Gurminder Kaur Bhogal

“Tracking the Harmonium from Christian Missionary Hymns to Sikh Kirtan” Yale Journal of Music and Religion 8:2 (2022)

“This year’s Roland Jackson Award goes to Gurminder Kaur Bhogal for ‘Tracking the Harmonium from Christian Missionary Hymns to Sikh Kirtan,’ in the Yale Journal of Music and Religion 8:2 (2022). The harmonium was introduced in Punjab by Western missionaries over a century ago and became embedded in Sikh devotional music, kirtan. In 2022, Sikh leadership banned harmonium in the holiest temple, to decolonize kirtan and return to traditional instruments. Tracking the harmonium in kirtan history and practice, Bhogal uses music analysis to compare its capabilities with those of traditional instruments. Her archival, ethnographic, and music-analytic inquiry sheds new light on an instrument ubiquitous in South Asian religious cultures and played by millions across the globe. She expands the field’s understanding of devotional sound practices, illustrates linkages between instrument and identity, and amplifies marginalized voices, particularly of women musicians. Bhogal’s lucid, learned work highlights the complexities of a trauma-linked colonial “cultural remnant” whose abolishment would engender further trauma.”

Ruth A. Solie Award

Linda Zionkowski and Miriam F. Hart

Women and Music in the Age of Austen (Bucknell University Press, 2024)

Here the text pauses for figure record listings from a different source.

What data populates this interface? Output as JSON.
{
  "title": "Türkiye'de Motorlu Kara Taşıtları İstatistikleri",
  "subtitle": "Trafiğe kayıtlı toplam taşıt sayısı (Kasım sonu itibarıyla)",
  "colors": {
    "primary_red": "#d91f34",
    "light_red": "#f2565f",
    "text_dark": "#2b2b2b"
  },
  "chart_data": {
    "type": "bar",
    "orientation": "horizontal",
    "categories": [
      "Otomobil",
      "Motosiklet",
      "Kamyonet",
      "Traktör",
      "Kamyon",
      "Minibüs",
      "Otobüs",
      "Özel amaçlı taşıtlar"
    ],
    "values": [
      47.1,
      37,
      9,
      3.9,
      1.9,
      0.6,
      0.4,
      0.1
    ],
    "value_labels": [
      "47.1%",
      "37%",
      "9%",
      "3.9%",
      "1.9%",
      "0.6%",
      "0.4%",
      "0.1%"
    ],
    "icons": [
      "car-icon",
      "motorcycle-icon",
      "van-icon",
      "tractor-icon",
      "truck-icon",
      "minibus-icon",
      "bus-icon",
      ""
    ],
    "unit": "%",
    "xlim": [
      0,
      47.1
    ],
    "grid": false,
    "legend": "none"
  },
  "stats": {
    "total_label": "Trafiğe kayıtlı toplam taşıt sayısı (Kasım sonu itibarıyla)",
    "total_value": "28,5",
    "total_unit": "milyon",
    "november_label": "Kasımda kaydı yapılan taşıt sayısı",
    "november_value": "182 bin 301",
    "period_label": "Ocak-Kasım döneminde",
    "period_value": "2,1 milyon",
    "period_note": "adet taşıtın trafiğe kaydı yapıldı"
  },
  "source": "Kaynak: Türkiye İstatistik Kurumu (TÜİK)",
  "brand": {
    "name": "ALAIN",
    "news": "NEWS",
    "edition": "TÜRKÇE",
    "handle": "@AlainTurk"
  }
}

“. . .Women and Music in the Age of Austen, edited by Linda Zionkowski and Miriam F. Hart, is awarded the Ruth A. Solie Award for a collection of musicological essays of exceptional merit. This volume brings an entirely novel approach to a seemingly well-worn topic, taking seriously how women’s participation mattered to music and culture in Austen’s era. Generous and inviting in both spirit and form, the book assembles scholars across disciplines—remarkably, half from literary studies—and across career stages, creating a chorus of voices that expands rather than narrows the frame. Its essays are grounded in the fascinating specifics of Austen’s time and oeuvre while opening a window onto broader cultural questions, revealing how women acted as performers, patrons, critics, composers, musical businesswomen, and other curators of musical life. The result is a collection of unusual range and freshness, one that models how cross-disciplinary collaboration can reshape the landscape of musicological inquiry.”

Ruth A. Solie Award (Honorable Mention)

Peter McMurray and Priyasha Mukhopadhyay

Acoustics of Empire: Sound, Media, and Power in the Long Nineteenth Century, edited by Peter McMurray and Priyasha Mukhopadhyay (Oxford University Press, 2024)

“. . .The Acoustics of Empire: Sound, Media, and Power in the Long Nineteenth Century, edited by Peter McMurray and Priyasha Mukhopadhyay, demonstrates capacious yet focused editorial command, drawing together a wide range of voices to situate sound at the center of imperial modernity. Its global reach and historical specificity combine to show how acoustics and empire co-constituted one another, while its critical framing and methods push sound studies in daring new directions. By decentering Euro-American paradigms and foregrounding overlooked archives and epistemologies, the collection expands the horizons of our field.”